Why she has Foley? Maybe getting her up to pee would break the circle? If she is that bad incapacitated, does the facility has enough staff to manage her needs? If no, if there alternative placements?

How are you turning her and how often? Are you putting pillows under a different side each time you turn? Are you talking about leaving the slide sheet under her? That should not be done.

I forgot to add - this res is in LTC.

Refuses turning, cannot tolerate any position other than fowler's due to chronic pain and SOB. Sleeps in this position as well (which looks so uncomfortable, but...). It's common practice here to leave sliders on, but good point - I will see if we can get this lady to cooperate with removing it after repositioning (laying supine and rolling are difficult for both her and staff - it's a 2P assist and she requires a boost several times a day). Maybe no slider + air flow mattress, if the res will tolerate change (change is bad and terrible).
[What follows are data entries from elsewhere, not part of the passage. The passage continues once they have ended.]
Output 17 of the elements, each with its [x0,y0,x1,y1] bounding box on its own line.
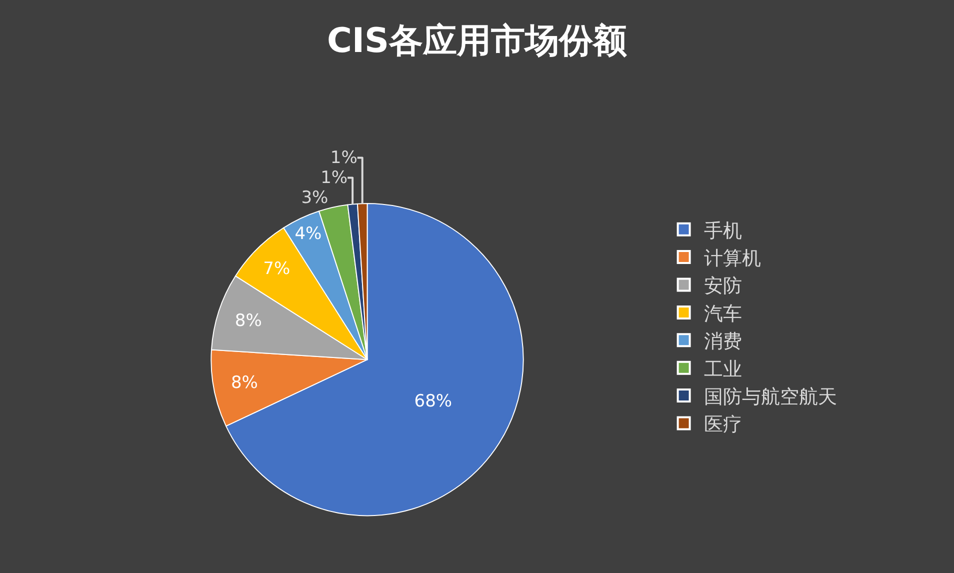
legend-label: 手机 [704,220,742,242]
chart-title: CIS各应用市场份额 [326,21,628,62]
data-label: 8% [234,310,262,331]
data-label: 4% [294,224,322,244]
legend-label: 医疗 [704,414,742,436]
legend-label: 安防 [704,275,742,298]
data-label: 7% [263,259,290,280]
data-label: 1% [320,168,348,188]
data-label: 3% [301,188,328,208]
data-label: 68% [414,391,452,412]
legend-label: 汽车 [704,302,742,325]
legend-label: 消费 [704,330,742,353]
data-label: 8% [230,373,258,394]
legend-label: 计算机 [704,247,761,270]
data-label: 1% [330,148,358,168]
legend-label: 国防与航空航天 [704,386,837,408]
legend-label: 工业 [704,358,742,380]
Foley in place d/t res request and refusing all other measures - not incontinent - full lift but hates lift and refuses. Res has right to refuse care, and this is her home. We always try to find a compromise that will work even if not ideal - e.g. foley.

Whatever you do, document all efforts to turn, interventions tried (and those refused) as well as patient education.

Specializes in Critical care.

See if you can get a big waffle cushion for her sacrum area. They remind me of chic fila waffle fries, but really redistribute pressure and allow airflow. They can make a big difference and can be used 24/7- whether laying in bed or sitting in a chair. Most people find them pretty comfortable too.